On the steps outside the church a man with a brown patchwork leather jacket stood talking to a woman who looked like Evita Bezuidenhout — long nails, big hair, big bosoms and all. Ferdie Hartzenberg and hundreds of ooms with a fantastic variety of facial hair — snorre (moustaches), beards, beards-with-snorre, beards-without-snorre, short sidies with snorre, long sidies with beards and so on — and women wearing flowery dresses gathered on the church steps while black and coloured people peered over the walls.

Shortly after Mbeki, his wife, acting Western Cape premier Leonard Ramatlakane, Botha’s widow, Barbara (Tannie Elize died years ago), and four of the five Botha children and grandchildren had filled the front pews of this austere old church, an oom with no snor but a big white beard blew on a ramshoring (ram’s horn).

In another pew somebody explained that Botha loved the sound of the rams­horing and blew the thing himself. General Constand Viljoen shrugged when I asked him why the ramshoring. ”Never heard of it in church,” he said.

Never before has a greater number of hearing aids, walking sticks and a variety of kieries, suspenders straining over massive beer-boeps, short perms and long grey wisps of hair unsuccessfully combed over vast bald skulls gathered in one church. It happens when you live for 90 years.

Kent Durr, the former ambassador and Nat politician, wanted to talk about the ”great Botha: he grew up with the smell of the burnt down Boer-houses in his nose”. The Anglo-Boer South African War of 1899 to 1902, when British soldiers burnt down farmhouses belonging to Boere — ”that made him who he was”.

The ramshoring was not the only oddity at Botha’s funeral. Botha befriended a Jordanian Evangelist, Bahjat Batarseh, who was introduced as a man who travels and meets the rich and famous and infamous, and then prays with them.
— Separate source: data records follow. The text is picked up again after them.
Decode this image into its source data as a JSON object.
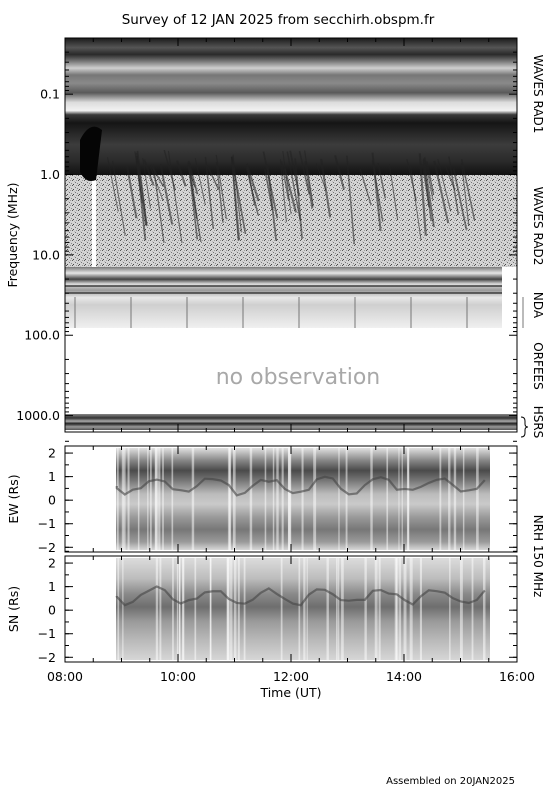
{
  "chart_data": [
    {
      "type": "heatmap",
      "panel": "radio-spectrogram",
      "title": "Survey of 12 JAN 2025 from secchirh.obspm.fr",
      "ylabel": "Frequency (MHz)",
      "y_scale": "log",
      "y_inverted": true,
      "ylim": [
        0.02,
        1600
      ],
      "y_ticks": [
        {
          "value": 0.1,
          "label": "0.1"
        },
        {
          "value": 1,
          "label": "1.0"
        },
        {
          "value": 10,
          "label": "10.0"
        },
        {
          "value": 100,
          "label": "100.0"
        },
        {
          "value": 1000,
          "label": "1000.0"
        }
      ],
      "instruments": [
        {
          "name": "WAVES RAD1",
          "freq_range": [
            0.02,
            1.0
          ],
          "time_range": [
            "08:00",
            "16:00"
          ]
        },
        {
          "name": "WAVES RAD2",
          "freq_range": [
            1.0,
            14
          ],
          "time_range": [
            "08:00",
            "16:00"
          ]
        },
        {
          "name": "NDA",
          "freq_range": [
            14,
            80
          ],
          "time_range": [
            "08:00",
            "15:45"
          ]
        },
        {
          "name": "ORFEES",
          "freq_range": [
            140,
            1000
          ],
          "time_range": [],
          "note": "no observation"
        },
        {
          "name": "HSRS",
          "freq_range": [
            900,
            1600
          ],
          "time_range": [
            "08:00",
            "16:00"
          ]
        }
      ],
      "annotation": "no observation"
    },
    {
      "type": "heatmap",
      "panel": "NRH-EW",
      "ylabel": "EW (Rs)",
      "ylim": [
        -2.2,
        2.3
      ],
      "y_ticks": [
        2,
        1,
        0,
        -1,
        -2
      ],
      "time_range": [
        "08:55",
        "15:30"
      ]
    },
    {
      "type": "heatmap",
      "panel": "NRH-SN",
      "ylabel": "SN (Rs)",
      "ylim": [
        -2.2,
        2.3
      ],
      "y_ticks": [
        2,
        1,
        0,
        -1,
        -2
      ],
      "time_range": [
        "08:55",
        "15:30"
      ]
    }
  ],
  "x_axis": {
    "label": "Time (UT)",
    "ticks": [
      "08:00",
      "10:00",
      "12:00",
      "14:00",
      "16:00"
    ],
    "range": [
      "08:00",
      "16:00"
    ]
  },
  "side_labels": {
    "rad1": "WAVES RAD1",
    "rad2": "WAVES RAD2",
    "nda": "NDA",
    "orfees": "ORFEES",
    "hsrs": "HSRS",
    "nrh": "NRH 150 MHz"
  },
  "footer": "Assembled on 20JAN2025"
}
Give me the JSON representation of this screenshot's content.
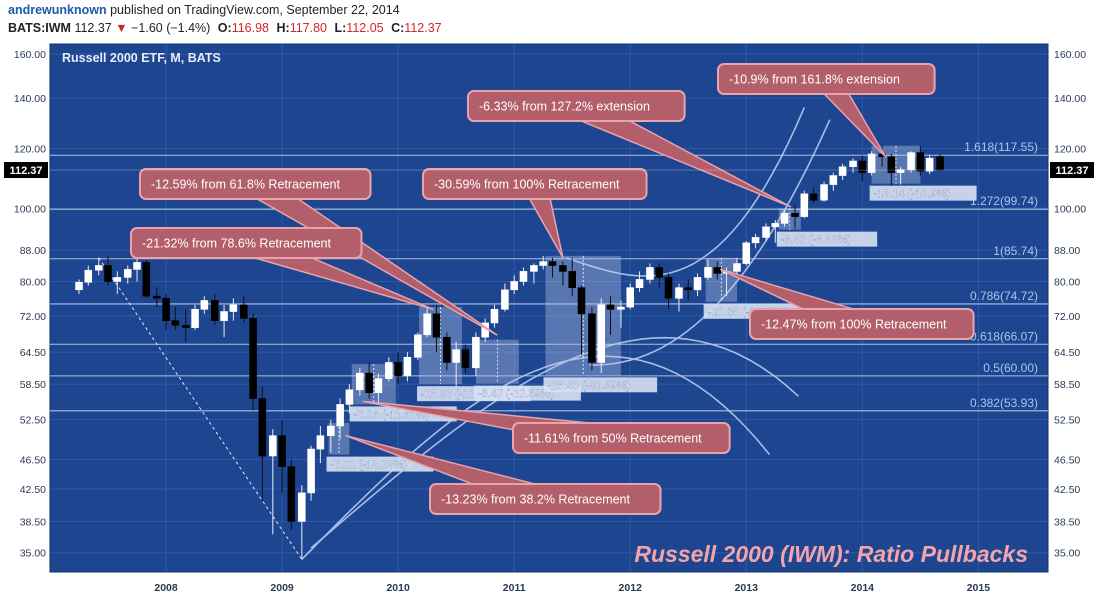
{
  "header": {
    "author": "andrewunknown",
    "published_text": "published on TradingView.com, September 22, 2014",
    "symbol": "BATS:IWM",
    "last": "112.37",
    "down_arrow": "▼",
    "change": "−1.60 (−1.4%)",
    "o_label": "O:",
    "o_value": "116.98",
    "h_label": "H:",
    "h_value": "117.80",
    "l_label": "L:",
    "l_value": "112.05",
    "c_label": "C:",
    "c_value": "112.37"
  },
  "colors": {
    "background": "#1e4590",
    "grid": "#2c5aa8",
    "fib_line": "#c6d5ee",
    "fib_label": "#a9c4ec",
    "candle_up": "#ffffff",
    "candle_down": "#000000",
    "callout_fill": "#b25f6b",
    "callout_border": "#e8a3ad",
    "box_fill": "#b8c8e8",
    "box_label": "#d4def2",
    "watermark": "#f4a3a9"
  },
  "chart_data": {
    "type": "candlestick",
    "title": "Russell 2000 ETF, M, BATS",
    "watermark": "Russell 2000 (IWM): Ratio Pullbacks",
    "y_scale": "log",
    "ylim": [
      33,
      165
    ],
    "xlim": [
      2007.0,
      2015.6
    ],
    "y_ticks": [
      "35.00",
      "38.50",
      "42.50",
      "46.50",
      "52.50",
      "58.50",
      "64.50",
      "72.00",
      "80.00",
      "88.00",
      "100.00",
      "120.00",
      "140.00",
      "160.00"
    ],
    "x_ticks": [
      "2008",
      "2009",
      "2010",
      "2011",
      "2012",
      "2013",
      "2014",
      "2015"
    ],
    "last_price_label": "112.37",
    "candles": [
      {
        "t": 2007.25,
        "o": 78.0,
        "h": 80.5,
        "l": 77.0,
        "c": 79.8
      },
      {
        "t": 2007.33,
        "o": 79.8,
        "h": 84.0,
        "l": 79.0,
        "c": 82.8
      },
      {
        "t": 2007.42,
        "o": 82.8,
        "h": 86.0,
        "l": 81.5,
        "c": 84.0
      },
      {
        "t": 2007.5,
        "o": 84.0,
        "h": 86.5,
        "l": 79.0,
        "c": 80.0
      },
      {
        "t": 2007.58,
        "o": 80.0,
        "h": 82.5,
        "l": 77.0,
        "c": 81.0
      },
      {
        "t": 2007.67,
        "o": 81.0,
        "h": 84.0,
        "l": 79.5,
        "c": 83.0
      },
      {
        "t": 2007.75,
        "o": 83.0,
        "h": 86.0,
        "l": 80.0,
        "c": 84.8
      },
      {
        "t": 2007.83,
        "o": 84.8,
        "h": 85.5,
        "l": 76.0,
        "c": 76.5
      },
      {
        "t": 2007.92,
        "o": 76.5,
        "h": 78.5,
        "l": 74.0,
        "c": 76.0
      },
      {
        "t": 2008.0,
        "o": 76.0,
        "h": 77.0,
        "l": 69.0,
        "c": 71.0
      },
      {
        "t": 2008.08,
        "o": 71.0,
        "h": 74.0,
        "l": 69.0,
        "c": 70.0
      },
      {
        "t": 2008.17,
        "o": 70.0,
        "h": 73.5,
        "l": 66.5,
        "c": 69.5
      },
      {
        "t": 2008.25,
        "o": 69.5,
        "h": 74.5,
        "l": 69.0,
        "c": 73.5
      },
      {
        "t": 2008.33,
        "o": 73.5,
        "h": 76.5,
        "l": 72.5,
        "c": 75.5
      },
      {
        "t": 2008.42,
        "o": 75.5,
        "h": 77.0,
        "l": 70.0,
        "c": 71.0
      },
      {
        "t": 2008.5,
        "o": 71.0,
        "h": 74.5,
        "l": 67.5,
        "c": 73.0
      },
      {
        "t": 2008.58,
        "o": 73.0,
        "h": 76.0,
        "l": 71.0,
        "c": 74.5
      },
      {
        "t": 2008.67,
        "o": 74.5,
        "h": 76.5,
        "l": 70.5,
        "c": 71.5
      },
      {
        "t": 2008.75,
        "o": 71.5,
        "h": 72.5,
        "l": 54.0,
        "c": 56.0
      },
      {
        "t": 2008.83,
        "o": 56.0,
        "h": 58.0,
        "l": 41.0,
        "c": 47.0
      },
      {
        "t": 2008.92,
        "o": 47.0,
        "h": 51.0,
        "l": 37.0,
        "c": 50.0
      },
      {
        "t": 2009.0,
        "o": 50.0,
        "h": 52.5,
        "l": 42.0,
        "c": 45.5
      },
      {
        "t": 2009.08,
        "o": 45.5,
        "h": 46.5,
        "l": 37.5,
        "c": 38.5
      },
      {
        "t": 2009.17,
        "o": 38.5,
        "h": 43.0,
        "l": 34.3,
        "c": 42.0
      },
      {
        "t": 2009.25,
        "o": 42.0,
        "h": 48.5,
        "l": 41.0,
        "c": 48.0
      },
      {
        "t": 2009.33,
        "o": 48.0,
        "h": 51.5,
        "l": 46.0,
        "c": 50.0
      },
      {
        "t": 2009.42,
        "o": 50.0,
        "h": 52.5,
        "l": 47.5,
        "c": 51.5
      },
      {
        "t": 2009.5,
        "o": 51.5,
        "h": 56.0,
        "l": 49.5,
        "c": 55.0
      },
      {
        "t": 2009.58,
        "o": 55.0,
        "h": 58.5,
        "l": 53.5,
        "c": 57.5
      },
      {
        "t": 2009.67,
        "o": 57.5,
        "h": 61.5,
        "l": 56.5,
        "c": 60.5
      },
      {
        "t": 2009.75,
        "o": 60.5,
        "h": 62.5,
        "l": 56.0,
        "c": 57.0
      },
      {
        "t": 2009.83,
        "o": 57.0,
        "h": 60.5,
        "l": 55.0,
        "c": 59.5
      },
      {
        "t": 2009.92,
        "o": 59.5,
        "h": 63.5,
        "l": 59.0,
        "c": 62.5
      },
      {
        "t": 2010.0,
        "o": 62.5,
        "h": 64.5,
        "l": 58.5,
        "c": 60.0
      },
      {
        "t": 2010.08,
        "o": 60.0,
        "h": 64.5,
        "l": 59.0,
        "c": 63.5
      },
      {
        "t": 2010.17,
        "o": 63.5,
        "h": 68.5,
        "l": 63.0,
        "c": 68.0
      },
      {
        "t": 2010.25,
        "o": 68.0,
        "h": 74.0,
        "l": 67.5,
        "c": 72.5
      },
      {
        "t": 2010.33,
        "o": 72.5,
        "h": 74.5,
        "l": 64.5,
        "c": 67.5
      },
      {
        "t": 2010.42,
        "o": 67.5,
        "h": 68.5,
        "l": 61.0,
        "c": 62.5
      },
      {
        "t": 2010.5,
        "o": 62.5,
        "h": 66.5,
        "l": 58.0,
        "c": 65.0
      },
      {
        "t": 2010.58,
        "o": 65.0,
        "h": 66.0,
        "l": 60.5,
        "c": 61.5
      },
      {
        "t": 2010.67,
        "o": 61.5,
        "h": 68.5,
        "l": 60.0,
        "c": 67.5
      },
      {
        "t": 2010.75,
        "o": 67.5,
        "h": 71.5,
        "l": 66.5,
        "c": 70.5
      },
      {
        "t": 2010.83,
        "o": 70.5,
        "h": 74.5,
        "l": 69.5,
        "c": 73.5
      },
      {
        "t": 2010.92,
        "o": 73.5,
        "h": 79.5,
        "l": 73.0,
        "c": 78.0
      },
      {
        "t": 2011.0,
        "o": 78.0,
        "h": 81.5,
        "l": 77.0,
        "c": 80.0
      },
      {
        "t": 2011.08,
        "o": 80.0,
        "h": 83.5,
        "l": 79.0,
        "c": 82.5
      },
      {
        "t": 2011.17,
        "o": 82.5,
        "h": 84.5,
        "l": 79.5,
        "c": 84.0
      },
      {
        "t": 2011.25,
        "o": 84.0,
        "h": 86.5,
        "l": 83.0,
        "c": 85.0
      },
      {
        "t": 2011.33,
        "o": 85.0,
        "h": 86.0,
        "l": 81.0,
        "c": 84.0
      },
      {
        "t": 2011.42,
        "o": 84.0,
        "h": 85.0,
        "l": 79.0,
        "c": 82.5
      },
      {
        "t": 2011.5,
        "o": 82.5,
        "h": 86.0,
        "l": 76.5,
        "c": 78.5
      },
      {
        "t": 2011.58,
        "o": 78.5,
        "h": 79.0,
        "l": 64.0,
        "c": 72.5
      },
      {
        "t": 2011.67,
        "o": 72.5,
        "h": 74.0,
        "l": 61.0,
        "c": 62.5
      },
      {
        "t": 2011.75,
        "o": 62.5,
        "h": 76.0,
        "l": 60.5,
        "c": 74.5
      },
      {
        "t": 2011.83,
        "o": 74.5,
        "h": 76.5,
        "l": 68.0,
        "c": 73.5
      },
      {
        "t": 2011.92,
        "o": 73.5,
        "h": 75.5,
        "l": 69.5,
        "c": 74.0
      },
      {
        "t": 2012.0,
        "o": 74.0,
        "h": 79.5,
        "l": 73.5,
        "c": 78.5
      },
      {
        "t": 2012.08,
        "o": 78.5,
        "h": 82.5,
        "l": 77.5,
        "c": 80.5
      },
      {
        "t": 2012.17,
        "o": 80.5,
        "h": 84.5,
        "l": 79.5,
        "c": 83.5
      },
      {
        "t": 2012.25,
        "o": 83.5,
        "h": 84.5,
        "l": 78.5,
        "c": 81.0
      },
      {
        "t": 2012.33,
        "o": 81.0,
        "h": 82.0,
        "l": 73.5,
        "c": 76.0
      },
      {
        "t": 2012.42,
        "o": 76.0,
        "h": 79.5,
        "l": 73.0,
        "c": 78.5
      },
      {
        "t": 2012.5,
        "o": 78.5,
        "h": 80.5,
        "l": 75.5,
        "c": 78.0
      },
      {
        "t": 2012.58,
        "o": 78.0,
        "h": 82.0,
        "l": 76.5,
        "c": 81.0
      },
      {
        "t": 2012.67,
        "o": 81.0,
        "h": 85.5,
        "l": 80.5,
        "c": 83.5
      },
      {
        "t": 2012.75,
        "o": 83.5,
        "h": 85.0,
        "l": 80.5,
        "c": 82.0
      },
      {
        "t": 2012.83,
        "o": 82.0,
        "h": 83.5,
        "l": 76.5,
        "c": 82.5
      },
      {
        "t": 2012.92,
        "o": 82.5,
        "h": 86.0,
        "l": 81.5,
        "c": 84.5
      },
      {
        "t": 2013.0,
        "o": 84.5,
        "h": 90.5,
        "l": 84.0,
        "c": 90.0
      },
      {
        "t": 2013.08,
        "o": 90.0,
        "h": 92.5,
        "l": 88.5,
        "c": 91.5
      },
      {
        "t": 2013.17,
        "o": 91.5,
        "h": 95.5,
        "l": 90.5,
        "c": 94.5
      },
      {
        "t": 2013.25,
        "o": 94.5,
        "h": 96.5,
        "l": 90.0,
        "c": 95.5
      },
      {
        "t": 2013.33,
        "o": 95.5,
        "h": 99.5,
        "l": 94.5,
        "c": 98.5
      },
      {
        "t": 2013.42,
        "o": 98.5,
        "h": 101.0,
        "l": 94.0,
        "c": 97.5
      },
      {
        "t": 2013.5,
        "o": 97.5,
        "h": 105.5,
        "l": 97.0,
        "c": 104.5
      },
      {
        "t": 2013.58,
        "o": 104.5,
        "h": 106.5,
        "l": 101.5,
        "c": 102.5
      },
      {
        "t": 2013.67,
        "o": 102.5,
        "h": 108.5,
        "l": 102.0,
        "c": 107.5
      },
      {
        "t": 2013.75,
        "o": 107.5,
        "h": 111.5,
        "l": 105.5,
        "c": 110.5
      },
      {
        "t": 2013.83,
        "o": 110.5,
        "h": 114.5,
        "l": 109.0,
        "c": 113.5
      },
      {
        "t": 2013.92,
        "o": 113.5,
        "h": 116.5,
        "l": 111.5,
        "c": 115.5
      },
      {
        "t": 2014.0,
        "o": 115.5,
        "h": 117.5,
        "l": 108.5,
        "c": 111.5
      },
      {
        "t": 2014.08,
        "o": 111.5,
        "h": 119.0,
        "l": 110.5,
        "c": 118.0
      },
      {
        "t": 2014.17,
        "o": 118.0,
        "h": 121.0,
        "l": 113.5,
        "c": 117.0
      },
      {
        "t": 2014.25,
        "o": 117.0,
        "h": 118.0,
        "l": 107.0,
        "c": 111.5
      },
      {
        "t": 2014.33,
        "o": 111.5,
        "h": 113.5,
        "l": 107.5,
        "c": 112.5
      },
      {
        "t": 2014.42,
        "o": 112.5,
        "h": 119.0,
        "l": 111.5,
        "c": 118.5
      },
      {
        "t": 2014.5,
        "o": 118.5,
        "h": 121.0,
        "l": 110.5,
        "c": 112.0
      },
      {
        "t": 2014.58,
        "o": 112.0,
        "h": 117.5,
        "l": 111.0,
        "c": 116.5
      },
      {
        "t": 2014.67,
        "o": 116.98,
        "h": 117.8,
        "l": 112.05,
        "c": 112.37
      }
    ],
    "fib_levels": [
      {
        "label": "1.618(117.55)",
        "value": 117.55
      },
      {
        "label": "1.272(99.74)",
        "value": 99.74
      },
      {
        "label": "1(85.74)",
        "value": 85.74
      },
      {
        "label": "0.786(74.72)",
        "value": 74.72
      },
      {
        "label": "0.618(66.07)",
        "value": 66.07
      },
      {
        "label": "0.5(60.00)",
        "value": 60.0
      },
      {
        "label": "0.382(53.93)",
        "value": 53.93
      }
    ],
    "pullback_boxes": [
      {
        "t0": 2009.4,
        "t1": 2009.58,
        "top": 52.0,
        "bottom": 47.2,
        "label": "-7.21 (-13.23%)"
      },
      {
        "t0": 2009.6,
        "t1": 2009.98,
        "top": 62.2,
        "bottom": 55.0,
        "label": "-7.26 (-11.61%)"
      },
      {
        "t0": 2010.18,
        "t1": 2010.55,
        "top": 74.0,
        "bottom": 58.5,
        "label": "-15.93 (-21.32%)"
      },
      {
        "t0": 2010.67,
        "t1": 2011.04,
        "top": 67.0,
        "bottom": 58.6,
        "label": "-8.47 (-12.59%)"
      },
      {
        "t0": 2011.27,
        "t1": 2011.92,
        "top": 86.5,
        "bottom": 60.1,
        "label": "-26.40 (-30.59%)"
      },
      {
        "t0": 2012.65,
        "t1": 2012.92,
        "top": 86.0,
        "bottom": 75.2,
        "label": "-10.85 (-12.47%)"
      },
      {
        "t0": 2013.28,
        "t1": 2013.47,
        "top": 100.0,
        "bottom": 93.7,
        "label": "-6.32 (-6.33%)"
      },
      {
        "t0": 2014.08,
        "t1": 2014.5,
        "top": 121.0,
        "bottom": 107.8,
        "label": "-13.14 (-10.9%)"
      }
    ],
    "callouts": [
      {
        "text": "-10.9% from 161.8% extension",
        "tip_t": 2014.2,
        "tip_y": 117.0
      },
      {
        "text": "-6.33% from 127.2% extension",
        "tip_t": 2013.38,
        "tip_y": 100.5
      },
      {
        "text": "-12.59% from 61.8% Retracement",
        "tip_t": 2010.85,
        "tip_y": 68.0
      },
      {
        "text": "-30.59% from 100% Retracement",
        "tip_t": 2011.42,
        "tip_y": 86.0
      },
      {
        "text": "-21.32% from 78.6% Retracement",
        "tip_t": 2010.3,
        "tip_y": 73.5
      },
      {
        "text": "-12.47% from 100% Retracement",
        "tip_t": 2012.78,
        "tip_y": 83.0
      },
      {
        "text": "-11.61% from 50% Retracement",
        "tip_t": 2009.7,
        "tip_y": 55.5
      },
      {
        "text": "-13.23% from 38.2% Retracement",
        "tip_t": 2009.55,
        "tip_y": 50.0
      }
    ],
    "trendline": [
      {
        "t": 2007.42,
        "v": 86.0
      },
      {
        "t": 2009.17,
        "v": 34.3
      }
    ]
  }
}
Batarseh got the churchgoers clapping their hands and laughing loudly at his jokes about evolution and blacks. ”A black man once told me: ‘There will be no blacks in hell.’ So I asked him why and he said: ‘They’ll be late for Judgement Day. By the time they arrive, it will be all over.’”

To loud applause from the audience, the Jordanian asked people to bury the past ”otherwise the past will bury you”. He said Botha ”was not perfect, but nobody is”. Outside the church people spoke about Mbeki and the Jordanian evangelist exchanging phone numbers.

It’s not clear why Mbeki ordered our flags to be flown at half-mast for almost a week. Apart from Botha’s family and old colleagues who wanted to pay their last respects to this man, who governed our country through its darkest, most oppressive and bloodiest years (from 1978 to 1989), I didn’t see a nation in mourning. It’s also not clear why our president felt the need to attend Botha’s funeral.

If an unsuspecting traveller had wandered into the NG Kerk on Wednesday she would’ve thought, ”Here lies an old deeply religious man loved by a large very elderly white community and one important black man.”

Nobody mentioned apartheid. Nobody mentioned the states of emergency, the detentions without trial, the thousands who went into exile, the troops in the townships, the state-sanctioned violence and oppression of blacks. Nobody breathed a word of Botha’s refusal either to acknowledge the role he played in the dehumanising policies that the former government imposed on its citizens or to apologise to the Truth and Reconciliation Commission. ”I will never ask for amnesty. I do not apologise to people — only to God,” Botha said.

And, most shocking, nobody mentioned the finger that Botha waved at us for those 11 long years while he was in power.

If former president Mandela had died before Botha, would Botha have attended his funeral? If Mbeki had died before Botha, would the old Krokodil have shuffled into a church in Soweto or the Transkei? I don’t think so.

Driving out of George, you see a big advertisement reading ”4 000 Groot Krokodille”. God forbid!